Modulo 2, transistor count may be as good as anything, especially if you
account for the technology. It is certainly easier to make this count
than that of gates, though we should restrict ourselves to counting
logic gates/transistors to measure complexity, i.e. not drive inverters/
transistors. We might want to count memory/register cells separately.
If roughness is OK, the number of transistors in an N-input gate rarely
fall outside the (1.25-2.0)*N range.

The only other way to make this measurement, that springs to my feeble
mind, is to do some sort of analysis of the logic equations and state
machines (automata, for you CS guys) that are implemented. I won't
even think about trying to measure the dynamic complexity of the chip,
though this is probably the most important. However, this sort of
approach is open to the same problems as regular benchmarking. It
certainly wouldn't be "easy and CONSISTENT." Then again, I only
vaguely have an idea as to what complexity is. If I don't know how
to measure it ...

|Since this isn't going to be of use to
|marketeers, a simple measure which is USUALLY only slightly misleading
|would be of use.

If many people start quoting it, the marketeers will, too. Transistor
counts used to be mentioned as new microprocessors were introduced. It's
probably progress to quote MIPS/dhrystones per buck rather than the
gate count (i.e. the dynamic utility vs. static existence). Either way,
there's a lot more to life than can be stuffed into a checksum.

Regards

ag...@mcdurb.urbana.gould.com

unread,

Nov 25, 1988, 4:03:00 PM11/25/88

to

|The reason is just that there is no convenient way to judge CPU
|complexity by "number of transistors" without knowing a lot about the
|technology. I am looking for a ROUGH estimate of complexity independent
|of the number of transistors.
|
|I may be wrong, but may guess is that there is some easy and CONSISTENT
|way to measure CPU complexity which is ROUGHLY correct (within a factor
|of two). Am I the only person out there wondering how much logic can be
|packed onto one of those new GaAs micros, and would like to compare that
|to a uVAX or MIPS chip?

One of the trade mags (I think it's VLSI Design) is flogging a set
of "benchmark circuits". The idea is that you take, say, MSI components,
and then see how many devices and how much area it takes to implement
that component in a given technology. The purpose is mainly to compare
gate arrays and not-quite-full-custom logic families -- in gate arrays
especially, the way in which the manufacturer lays the array out
can make a great difference in how costly it is to implement a
given function. It may be possible to customize these benchmarks
in order to compare full-custom technologies.

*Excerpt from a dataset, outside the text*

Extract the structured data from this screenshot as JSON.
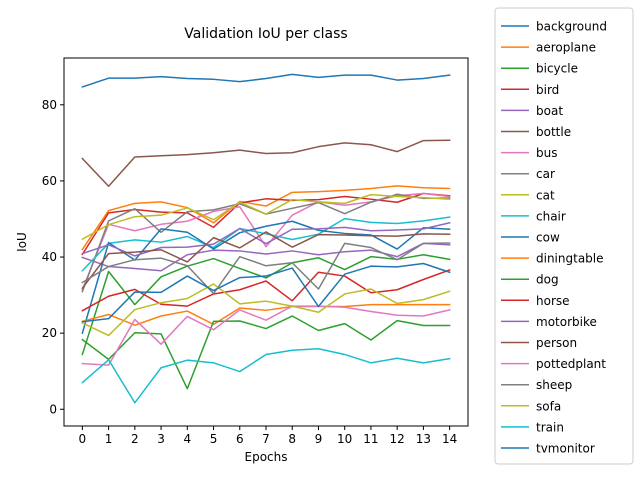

Andy "Krazy" Glew ag...@urbana.mcd.mot.com uunet!uiucdcs!mcdurb!aglew
Motorola Microcomputer Division, Champaign-Urbana Design Center
1101 E. University, Urbana, Illinois 61801, USA.

My opinions are my own, and are not the opinions of my employer, or
any other organisation. I indicate my company only so that the reader
may account for any possible bias I may have towards our products.

ag...@mcdurb.urbana.gould.com

unread,

Nov 26, 1988, 12:43:00 AM11/26/88

to

>If many people start quoting it, the marketeers will, too. Transistor
>counts used to be mentioned as new microprocessors were introduced. It's
>probably progress to quote MIPS/dhrystones per buck rather than the
>gate count (i.e. the dynamic utility vs. static existence). Either way,
>there's a lot more to life than can be stuffed into a checksum.

>--
> Charles Seeger

Now there's a thought. Maybe we should Go:delize a complete
description of each system, and let the marketeers play with that.